Transmission repairs and replacement can be very expensive, sometimes several $1,000’s. However, there are many minor causes of transmission problems that might scare you needlessly. Here are just a few that we have seen that could be at the root of your transmission problem.
- Transmission Fluid Leaks / Low Fluid Level: Your vehicle may have a small or large leak of the transmission fluid. There are a few causes of this, and quite often, the fix is affordable.
- Vacuum Lines that have come out or are loose: Usually when this happens, your transmission won’t shift at all. Of course, a non-shifting transmission can scare you, but if this is the cause, the cure is not painful at all.
- Linkages and/or cables that have come loose or are out of adjustment: These run from the transmission to the throttle body. If one comes out of adjustment, you may experience shifting issues such as no shifting, hard shifting or late shifting.
- Bad Solenoid: The transmission contains shifting solenoids inside (and on some models, outside). The symptoms from this transmission problem cause a wide array of shifting problems, like not shifting into particular gears. Usually, a bad solenoid gives problems with specific gears or sets of gears like 1st, 2nd, and 3rd.
- Computer problems: Today’s cars all have computers in them to help coordinate the many functions of the car. But the computers can develop problems and seem to cause you transmission problems. Symptoms from a computer problem range from no shifting to erratic shifting.
- Sensor defects: Each car has sensors that help tell the transmission when to shift. Fixing this problem is much easier and more affordable than a new transmission.
- Bad Fluid: There are occasions that a fluid flush fixes your transmission problems. In fact, we often like to do this to see if it solves the problem affordably. However, if we find that it doesn’t help, we remove the charges if we do a major transmission repair or rebuild. It’s often a smarter first step because it MAY fix the problem.

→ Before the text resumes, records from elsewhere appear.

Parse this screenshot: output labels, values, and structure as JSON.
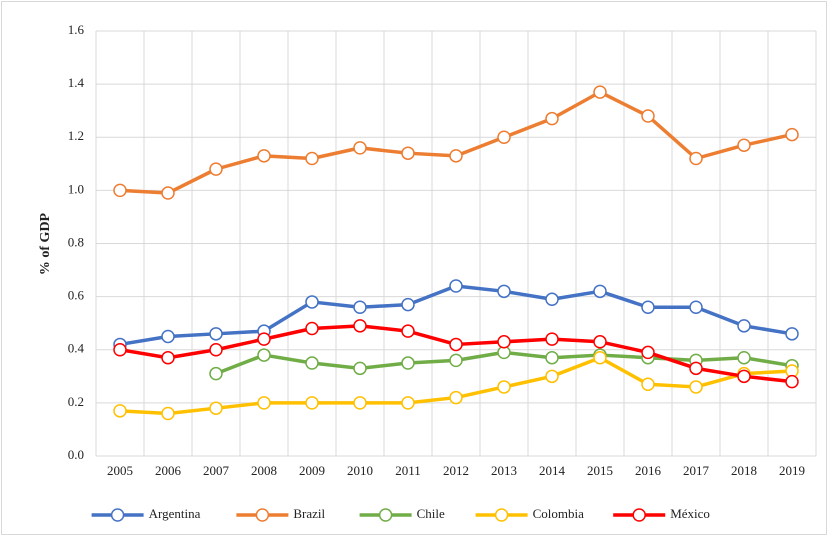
{
  "chart_data": {
    "type": "line",
    "y_label": "% of GDP",
    "categories": [
      "2005",
      "2006",
      "2007",
      "2008",
      "2009",
      "2010",
      "2011",
      "2012",
      "2013",
      "2014",
      "2015",
      "2016",
      "2017",
      "2018",
      "2019"
    ],
    "series": [
      {
        "name": "Argentina",
        "color": "#4472c4",
        "values": [
          0.42,
          0.45,
          0.46,
          0.47,
          0.58,
          0.56,
          0.57,
          0.64,
          0.62,
          0.59,
          0.62,
          0.56,
          0.56,
          0.49,
          0.46
        ]
      },
      {
        "name": "Brazil",
        "color": "#ed7d31",
        "values": [
          1.0,
          0.99,
          1.08,
          1.13,
          1.12,
          1.16,
          1.14,
          1.13,
          1.2,
          1.27,
          1.37,
          1.28,
          1.12,
          1.17,
          1.21
        ]
      },
      {
        "name": "Chile",
        "color": "#70ad47",
        "values": [
          null,
          null,
          0.31,
          0.38,
          0.35,
          0.33,
          0.35,
          0.36,
          0.39,
          0.37,
          0.38,
          0.37,
          0.36,
          0.37,
          0.34
        ]
      },
      {
        "name": "Colombia",
        "color": "#ffc000",
        "values": [
          0.17,
          0.16,
          0.18,
          0.2,
          0.2,
          0.2,
          0.2,
          0.22,
          0.26,
          0.3,
          0.37,
          0.27,
          0.26,
          0.31,
          0.32
        ]
      },
      {
        "name": "México",
        "color": "#ff0000",
        "values": [
          0.4,
          0.37,
          0.4,
          0.44,
          0.48,
          0.49,
          0.47,
          0.42,
          0.43,
          0.44,
          0.43,
          0.39,
          0.33,
          0.3,
          0.28
        ]
      }
    ],
    "ylim": [
      0,
      1.6
    ],
    "yticks": [
      {
        "value": 0,
        "label": "0.0"
      },
      0.2,
      0.4,
      0.6,
      0.8,
      {
        "value": 1,
        "label": "1.0"
      },
      1.2,
      1.4,
      1.6
    ],
    "grid": true,
    "legend": "bottom"
  }
}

Transmission problems due to infrequent or no fluid changes are common and often results in major damage. The purpose of the transmission fluid is to lubricate the internal parts such as bearings, gears, clutch pads, etc and keep seals soft and pliable. However, just like motor oil, transmission fluid breaks down with time, heat and what engineers call “sheering.” As oil is squeezed between gears it is like taking a pair of scissors and slicing the molecules, which eventually breaks them down to a point where they can no longer lubricate. Once transmission fluid loses its protective properties, the internal parts deteriorate quickly.
Transmission Service Intervals?
Your car’s owner manual lists the recommended service intervals. These are the minimums that the manufacturer requires to maintain your factory warranty. It’s important to point out that the manufacturer has a balancing act when they specify these intervals. On one hand, they want you to protect the transmission from problems so they don’t have to pay excessive warranty repairs. On the other hand, they don’t want to be known for requiring services at intervals that are too frequent. It has jokingly been said that the “Marketing Department” dictates the service intervals rather than the Engineering Department.